The chemicals are used across almost all industries and are found in textiles, furniture, carpets, shoes, food packaging, cosmetics, firefighting foams, furniture, cookware, electronics and pesticides.
The scientists say the high levels in Inuit is due to their diet of marine animals high-up in the food chain such as whales, seals and polar bears – which have high concentrations of PFAS chemicals.
The majority of the Inuit population are at ‘serious risk’ of damage to their immune systems due to the levels of PFAS found in their blood, the study authors added.

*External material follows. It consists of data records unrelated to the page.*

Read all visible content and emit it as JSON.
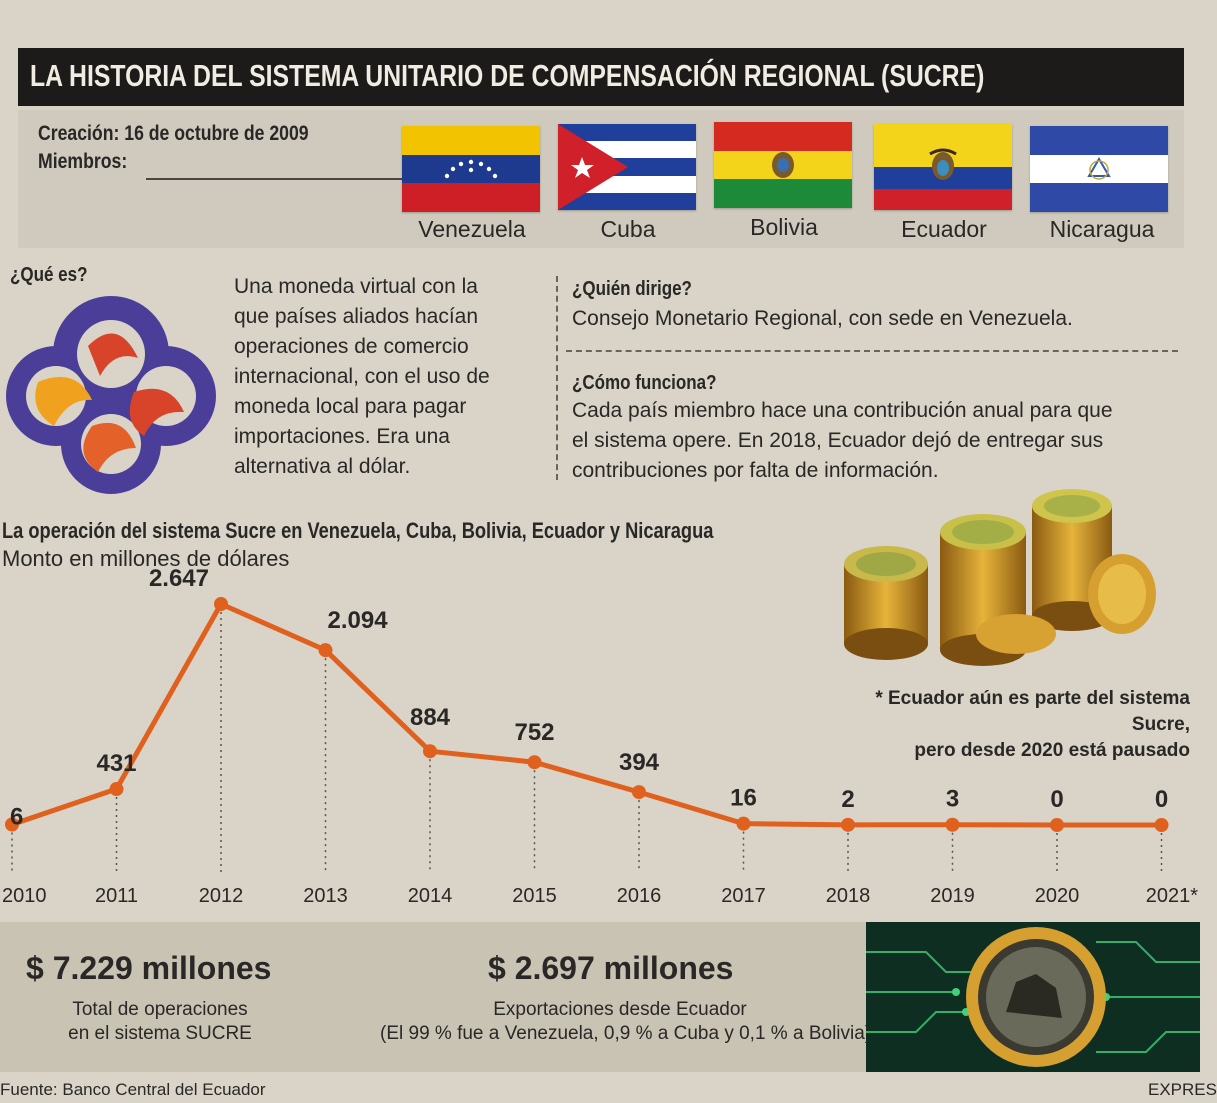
{
  "header": {
    "title": "LA HISTORIA DEL SISTEMA UNITARIO DE COMPENSACIÓN REGIONAL (SUCRE)"
  },
  "info": {
    "creation": "Creación: 16 de octubre de 2009",
    "members_label": "Miembros:",
    "members": [
      "Venezuela",
      "Cuba",
      "Bolivia",
      "Ecuador",
      "Nicaragua"
    ]
  },
  "what": {
    "title": "¿Qué es?",
    "lines": [
      "Una moneda virtual con la",
      "que países aliados hacían",
      "operaciones de comercio",
      "internacional, con el uso de",
      "moneda local para pagar",
      "importaciones. Era una",
      "alternativa al dólar."
    ]
  },
  "who": {
    "title": "¿Quién dirige?",
    "text": "Consejo Monetario Regional, con sede en Venezuela."
  },
  "how": {
    "title": "¿Cómo funciona?",
    "lines": [
      "Cada país miembro hace una contribución anual para que",
      "el sistema opere. En 2018, Ecuador dejó de entregar sus",
      "contribuciones por falta de información."
    ]
  },
  "chart_data": {
    "type": "line",
    "title": "La operación del sistema Sucre en Venezuela, Cuba, Bolivia, Ecuador y Nicaragua",
    "subtitle": "Monto en millones de dólares",
    "categories": [
      "2010",
      "2011",
      "2012",
      "2013",
      "2014",
      "2015",
      "2016",
      "2017",
      "2018",
      "2019",
      "2020",
      "2021*"
    ],
    "values": [
      6,
      431,
      2647,
      2094,
      884,
      752,
      394,
      16,
      2,
      3,
      0,
      0
    ],
    "value_labels": [
      "6",
      "431",
      "2.647",
      "2.094",
      "884",
      "752",
      "394",
      "16",
      "2",
      "3",
      "0",
      "0"
    ],
    "ylim": [
      0,
      2647
    ],
    "grid": false,
    "line_color": "#e0601e",
    "footnote": [
      "* Ecuador aún es parte del sistema Sucre,",
      "pero desde 2020 está pausado"
    ]
  },
  "stats": {
    "total_value": "$ 7.229 millones",
    "total_desc": [
      "Total de operaciones",
      "en el sistema SUCRE"
    ],
    "exports_value": "$ 2.697 millones",
    "exports_desc": [
      "Exportaciones desde Ecuador",
      "(El 99 % fue a Venezuela, 0,9 % a Cuba y 0,1 % a Bolivia)"
    ]
  },
  "footer": {
    "source": "Fuente: Banco Central del Ecuador",
    "credit": "EXPRES"
  },
  "icons": [
    "sucre-logo-icon",
    "gold-coins-icon",
    "sucre-coin-icon"
  ],
  "colors": {
    "accent_orange": "#e0601e",
    "title_bar": "#1c1b1a",
    "logo_purple": "#4b3e99"
  }
}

However, the researchers, from Aarhus University in Denmark, also discovered high concentrations of harmful PFAS in the populations of the UK, US, Taiwan and several other Scandinavian and European countries.
The scientists used their findings to reiterate a warning to the United Nations issued earlier this year to immediately ban the pollutive contaminants or risk a public health crisis.
The team behind the new research, published in the Lancet Planetary Health journal, set out to measure PFAS levels in the blood of those living in remote Indigenous Arctic communities who consume high trophic marine diets.
The substances are transported to the Arctic via the atmosphere and ocean currents, and, when they are released into the environment, are bio-magnified through the food chain.
Predators at the top of the food chain such as ringed seals, toothed whales and polar bears therefore contain high PFAS concentrations.
The researchers suggest that the high levels in the indigenous population of East Greenland are likely ‘primarily originating from their food’.
The study team enrolled 22 participants – 12 male and 10 female – from the hunting community in Ittoqqotoormiit in northeastern Greenland and interviewed them about their diets.
Upon testing their blood, the researchers found that nearly all (92 percent) of the residents in the small community of around 350 had far more PFAS in their bodies than the European Food Safety Authority (EFSA) recommends to avoid damage to the immune system.
Further to this, 86 percent of the inhabitants displayed blood values that were higher than EFSA’s threshold value for serious risk of damage to the immune system.
Professor Christian Sonne, one of the authors of the study, warned that the results were indicative of the fact that, if action is not taken soon to ban PFAS, pollution could threaten public health across the globe.
“This Inuit cohort had the highest non-occupational long-term exposure to PFASs worldwide despite their remote location relative to industrial sources,” Prof Sonne explained.
“Using country-wide average values across global studies, we found that blood serum concentrations of PFASs in populations from European countries, North America, the Arctic, and Australia were generally higher than those in South America, Africa, and mainland Asia.
“The highest concentrations were found in people from USA, Canada, Greenland, Faroe Islands, Denmark, Iceland, Norway, Sweden, the UK, Spain, Poland, and Australia.
“These high-exposure countries all fall within the EFSA moderate-risk and high-risk categories.”
Prof Sonne and the rest of the study’s authors reiterated a warning issued to the UN in February of this year to ban PFAS.
“If measures are not taken quickly,” he said, “Such as a ban on PFAS and the use of alternatives to PFAS, pollution of the environment will continue to threaten public health around the world.”